I guess one of the key concepts in society at the moment is the concept of power. This is especially true when we are thinking about communication. The people who do the communicating have power over those to whom they communicate. They manipulate the information to their own ends and so cannot ultimately be trusted.
As I understand it, that's just basic pop postmodernism. Yet it's amazing to me that, while it is widely understood (though not perhaps widely articulated) in society, people seem to be surprised at the consequences. For example, it explains very well the disillusionment with politicians. If everyone is communicating primarily to gain or exercise power over you, then you cannot trust their information. Politicians cannot be trusted, though there still seems to be a residual (and inconsistent and unjustified) level of trust for the media.

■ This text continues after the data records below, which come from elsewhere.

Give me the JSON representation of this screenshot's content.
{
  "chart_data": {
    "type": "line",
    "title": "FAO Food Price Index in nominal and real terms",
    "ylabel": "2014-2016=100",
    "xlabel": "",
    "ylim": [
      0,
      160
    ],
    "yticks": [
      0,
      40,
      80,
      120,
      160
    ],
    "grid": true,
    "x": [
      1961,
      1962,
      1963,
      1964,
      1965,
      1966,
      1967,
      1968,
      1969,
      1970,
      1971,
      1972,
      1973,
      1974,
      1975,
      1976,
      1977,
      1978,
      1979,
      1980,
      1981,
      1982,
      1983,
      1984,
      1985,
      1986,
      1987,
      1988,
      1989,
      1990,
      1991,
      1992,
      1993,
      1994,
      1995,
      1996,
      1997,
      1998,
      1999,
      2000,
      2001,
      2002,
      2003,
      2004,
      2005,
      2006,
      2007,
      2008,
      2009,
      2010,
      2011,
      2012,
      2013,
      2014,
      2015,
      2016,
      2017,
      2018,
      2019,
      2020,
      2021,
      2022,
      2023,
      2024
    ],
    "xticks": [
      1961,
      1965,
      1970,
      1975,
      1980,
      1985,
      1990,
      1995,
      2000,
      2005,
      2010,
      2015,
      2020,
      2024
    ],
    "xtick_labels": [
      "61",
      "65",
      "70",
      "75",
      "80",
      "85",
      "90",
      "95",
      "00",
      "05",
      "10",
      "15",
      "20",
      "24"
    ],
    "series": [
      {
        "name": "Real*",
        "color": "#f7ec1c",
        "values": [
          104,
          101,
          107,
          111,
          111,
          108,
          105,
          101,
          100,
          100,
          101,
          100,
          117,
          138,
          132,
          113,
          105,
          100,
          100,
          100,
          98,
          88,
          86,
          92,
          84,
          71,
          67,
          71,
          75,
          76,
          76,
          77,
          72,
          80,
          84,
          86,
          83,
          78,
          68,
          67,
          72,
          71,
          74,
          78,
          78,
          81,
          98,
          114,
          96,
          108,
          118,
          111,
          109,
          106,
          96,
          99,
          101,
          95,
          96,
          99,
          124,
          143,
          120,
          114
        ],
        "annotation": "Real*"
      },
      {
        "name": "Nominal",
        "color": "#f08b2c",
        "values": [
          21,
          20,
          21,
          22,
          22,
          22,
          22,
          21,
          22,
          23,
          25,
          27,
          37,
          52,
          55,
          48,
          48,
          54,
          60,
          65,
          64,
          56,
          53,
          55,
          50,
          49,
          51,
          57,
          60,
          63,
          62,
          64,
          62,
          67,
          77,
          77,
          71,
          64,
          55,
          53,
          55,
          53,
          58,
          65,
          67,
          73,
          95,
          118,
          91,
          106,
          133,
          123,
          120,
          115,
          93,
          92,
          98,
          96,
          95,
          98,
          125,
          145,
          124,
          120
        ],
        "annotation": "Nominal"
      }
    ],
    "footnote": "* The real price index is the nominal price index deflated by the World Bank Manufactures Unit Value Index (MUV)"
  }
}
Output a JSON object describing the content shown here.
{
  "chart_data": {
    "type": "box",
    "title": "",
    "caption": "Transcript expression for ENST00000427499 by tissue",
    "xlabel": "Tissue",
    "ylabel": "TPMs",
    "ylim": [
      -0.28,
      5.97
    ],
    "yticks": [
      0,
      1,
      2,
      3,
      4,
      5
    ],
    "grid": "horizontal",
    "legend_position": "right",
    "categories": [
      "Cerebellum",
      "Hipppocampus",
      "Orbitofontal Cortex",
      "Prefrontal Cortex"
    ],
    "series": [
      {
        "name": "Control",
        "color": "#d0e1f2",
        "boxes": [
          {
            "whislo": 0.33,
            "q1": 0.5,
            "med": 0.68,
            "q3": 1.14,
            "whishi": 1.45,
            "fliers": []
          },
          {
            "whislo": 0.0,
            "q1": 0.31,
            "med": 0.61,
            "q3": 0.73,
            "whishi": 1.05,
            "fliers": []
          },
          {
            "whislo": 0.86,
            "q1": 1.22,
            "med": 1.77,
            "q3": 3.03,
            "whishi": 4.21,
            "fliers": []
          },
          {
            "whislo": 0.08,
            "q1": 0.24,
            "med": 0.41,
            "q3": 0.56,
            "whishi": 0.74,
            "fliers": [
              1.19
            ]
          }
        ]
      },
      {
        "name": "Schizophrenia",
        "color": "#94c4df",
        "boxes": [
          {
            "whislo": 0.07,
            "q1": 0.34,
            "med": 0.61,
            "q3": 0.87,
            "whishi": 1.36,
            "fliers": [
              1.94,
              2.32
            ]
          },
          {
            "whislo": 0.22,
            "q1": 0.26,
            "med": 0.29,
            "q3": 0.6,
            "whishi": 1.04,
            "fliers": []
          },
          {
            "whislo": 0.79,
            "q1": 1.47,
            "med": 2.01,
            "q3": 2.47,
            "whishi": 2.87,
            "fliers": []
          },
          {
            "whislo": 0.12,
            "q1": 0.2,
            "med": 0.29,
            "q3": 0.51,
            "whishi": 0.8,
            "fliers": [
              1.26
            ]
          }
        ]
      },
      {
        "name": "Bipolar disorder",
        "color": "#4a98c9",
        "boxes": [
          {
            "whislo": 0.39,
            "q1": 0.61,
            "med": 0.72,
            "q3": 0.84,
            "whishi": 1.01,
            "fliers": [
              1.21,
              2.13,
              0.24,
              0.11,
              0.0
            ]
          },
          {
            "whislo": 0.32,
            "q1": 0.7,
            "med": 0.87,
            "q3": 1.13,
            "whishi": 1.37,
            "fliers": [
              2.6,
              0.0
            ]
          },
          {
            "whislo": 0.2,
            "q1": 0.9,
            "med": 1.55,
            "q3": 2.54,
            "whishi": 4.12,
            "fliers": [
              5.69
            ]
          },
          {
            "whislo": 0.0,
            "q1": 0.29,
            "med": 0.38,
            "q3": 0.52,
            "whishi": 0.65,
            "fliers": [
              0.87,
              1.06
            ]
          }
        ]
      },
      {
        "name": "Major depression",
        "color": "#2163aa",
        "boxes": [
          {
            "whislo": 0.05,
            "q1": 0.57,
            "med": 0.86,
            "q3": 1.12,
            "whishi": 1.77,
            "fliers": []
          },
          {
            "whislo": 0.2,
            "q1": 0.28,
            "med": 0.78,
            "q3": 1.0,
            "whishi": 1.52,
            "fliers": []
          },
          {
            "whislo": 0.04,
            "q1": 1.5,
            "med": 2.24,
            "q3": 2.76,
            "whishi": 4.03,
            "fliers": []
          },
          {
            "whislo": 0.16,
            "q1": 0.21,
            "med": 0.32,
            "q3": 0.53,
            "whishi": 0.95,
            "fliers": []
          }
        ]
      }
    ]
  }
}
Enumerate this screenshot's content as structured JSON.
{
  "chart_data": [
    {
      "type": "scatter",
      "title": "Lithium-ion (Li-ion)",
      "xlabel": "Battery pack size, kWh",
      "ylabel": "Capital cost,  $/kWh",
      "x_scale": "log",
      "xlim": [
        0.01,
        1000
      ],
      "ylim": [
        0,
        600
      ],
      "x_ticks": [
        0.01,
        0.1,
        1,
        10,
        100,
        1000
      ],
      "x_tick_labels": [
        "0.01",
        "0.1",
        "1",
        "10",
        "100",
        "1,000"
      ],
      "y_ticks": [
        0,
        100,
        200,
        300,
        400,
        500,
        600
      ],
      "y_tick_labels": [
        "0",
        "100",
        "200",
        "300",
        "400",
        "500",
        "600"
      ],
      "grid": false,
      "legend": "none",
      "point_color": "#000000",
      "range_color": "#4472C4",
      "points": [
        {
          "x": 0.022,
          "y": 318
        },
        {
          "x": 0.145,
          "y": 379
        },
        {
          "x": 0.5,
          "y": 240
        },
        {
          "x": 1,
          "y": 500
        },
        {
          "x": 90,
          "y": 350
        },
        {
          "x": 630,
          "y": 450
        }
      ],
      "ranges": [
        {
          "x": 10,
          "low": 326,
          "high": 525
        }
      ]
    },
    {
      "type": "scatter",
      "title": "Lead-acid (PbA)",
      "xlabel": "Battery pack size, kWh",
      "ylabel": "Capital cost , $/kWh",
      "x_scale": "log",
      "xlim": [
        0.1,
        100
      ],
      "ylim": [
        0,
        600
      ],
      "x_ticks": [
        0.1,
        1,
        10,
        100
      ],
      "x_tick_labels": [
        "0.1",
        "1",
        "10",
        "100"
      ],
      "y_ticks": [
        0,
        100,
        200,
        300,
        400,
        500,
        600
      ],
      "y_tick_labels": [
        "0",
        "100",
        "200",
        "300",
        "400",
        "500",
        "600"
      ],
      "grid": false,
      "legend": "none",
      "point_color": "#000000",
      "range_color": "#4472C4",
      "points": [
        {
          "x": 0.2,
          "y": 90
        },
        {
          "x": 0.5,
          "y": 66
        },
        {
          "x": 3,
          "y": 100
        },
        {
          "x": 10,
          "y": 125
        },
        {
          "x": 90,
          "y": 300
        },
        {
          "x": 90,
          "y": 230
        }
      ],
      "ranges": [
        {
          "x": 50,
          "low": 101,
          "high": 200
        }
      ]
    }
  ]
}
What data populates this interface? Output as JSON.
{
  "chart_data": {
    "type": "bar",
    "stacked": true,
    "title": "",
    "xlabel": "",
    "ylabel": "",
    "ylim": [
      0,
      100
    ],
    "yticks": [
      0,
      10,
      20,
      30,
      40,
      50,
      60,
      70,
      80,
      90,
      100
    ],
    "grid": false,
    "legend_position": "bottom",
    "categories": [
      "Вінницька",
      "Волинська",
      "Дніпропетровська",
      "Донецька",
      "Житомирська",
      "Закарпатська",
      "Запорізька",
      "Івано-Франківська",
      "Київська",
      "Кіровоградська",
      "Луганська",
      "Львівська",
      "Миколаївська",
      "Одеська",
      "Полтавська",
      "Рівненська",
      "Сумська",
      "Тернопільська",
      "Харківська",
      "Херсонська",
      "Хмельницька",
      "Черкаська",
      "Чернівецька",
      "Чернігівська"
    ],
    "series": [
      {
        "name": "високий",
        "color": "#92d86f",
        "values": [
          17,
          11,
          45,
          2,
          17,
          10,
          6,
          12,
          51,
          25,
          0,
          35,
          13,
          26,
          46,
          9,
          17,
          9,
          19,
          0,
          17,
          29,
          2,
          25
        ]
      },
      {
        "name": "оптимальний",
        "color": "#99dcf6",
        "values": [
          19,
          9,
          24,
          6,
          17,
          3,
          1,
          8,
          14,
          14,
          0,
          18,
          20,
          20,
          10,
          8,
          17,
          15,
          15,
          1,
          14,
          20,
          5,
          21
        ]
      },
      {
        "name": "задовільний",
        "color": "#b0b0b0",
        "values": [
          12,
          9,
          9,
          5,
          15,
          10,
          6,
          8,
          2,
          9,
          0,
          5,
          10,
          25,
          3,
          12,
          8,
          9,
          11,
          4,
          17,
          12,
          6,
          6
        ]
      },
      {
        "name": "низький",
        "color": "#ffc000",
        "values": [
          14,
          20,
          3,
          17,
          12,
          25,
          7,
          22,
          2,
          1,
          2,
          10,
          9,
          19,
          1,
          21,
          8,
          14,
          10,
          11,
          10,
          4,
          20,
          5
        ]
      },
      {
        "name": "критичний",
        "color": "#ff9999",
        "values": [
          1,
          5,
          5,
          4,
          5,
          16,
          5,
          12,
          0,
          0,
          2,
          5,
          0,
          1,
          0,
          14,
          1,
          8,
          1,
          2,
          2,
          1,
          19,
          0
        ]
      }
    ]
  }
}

This mistrust applies also when we try to communicate the Christian message. In my experience, people are happy to think about or talk about Jesus, or what Christianity means to me, or anything like that. But they are not happy and rapidly get uncomfortable if the conversation turns to them and Jesus' claims to authority over them. The obvious reason for this is that it has suddenly become personal - the stakes have been raised and what is said now might have a moral cost to them as well. After all,
The light has come into the world, and people loved the darkness rather than the light because their deeds were evil. For everyone who does wicked things hates the light and does not come to the light, lest his deeds should be exposed.
John 3:19-20, ESV
I'd like to suggest there might be another reason as well, one which is an unhelpful obstacle we put in people's way. When we start speaking about Jesus' authority over other people, we are implicitly making a claim to power over them. All of a sudden, instead of being their friend, we have become a politician - someone who is communicating with the aim of gaining power, and so therefore we can no longer be trusted. We are doing just the same thing as the world does.
One of the many great things about the Bible is that this is already dealt with. We can see, for example, how Jesus used his great authority over people.
[Jesus], though he was in the form of God, did not count equality with God a thing to be grasped, but made himself nothing, taking the form of a servant, being born in the likeness of men. And being found in human form, he humbled himself by becoming obedient to the point of death, even death on a cross.
Philippians 2:6-8, ESV
Jesus used his authority and his power to make himself nothing. He did the exact opposite of what so many in the world do. He communicted with us by becoming nothing. Amazingly counter-cultural and amazingly attractive.
We see something similar in Paul's approach to speaking about Jesus:
For what we proclaim is not ourselves, but Jesus Christ as Lord, with ourselves as your servants [δουλους - slaves] for Jesus' sake.
2 Corinthians 4:5, ESV
Paul's approach seems to be still to make the claims of Jesus' authority, but to do so being very very clear that he himself is not gaining power in this claim, but that he is a servant, even a slave, of the people to whom he is speaking.
I hope and pray that I will be enabled, by God's mighty power, to do the same.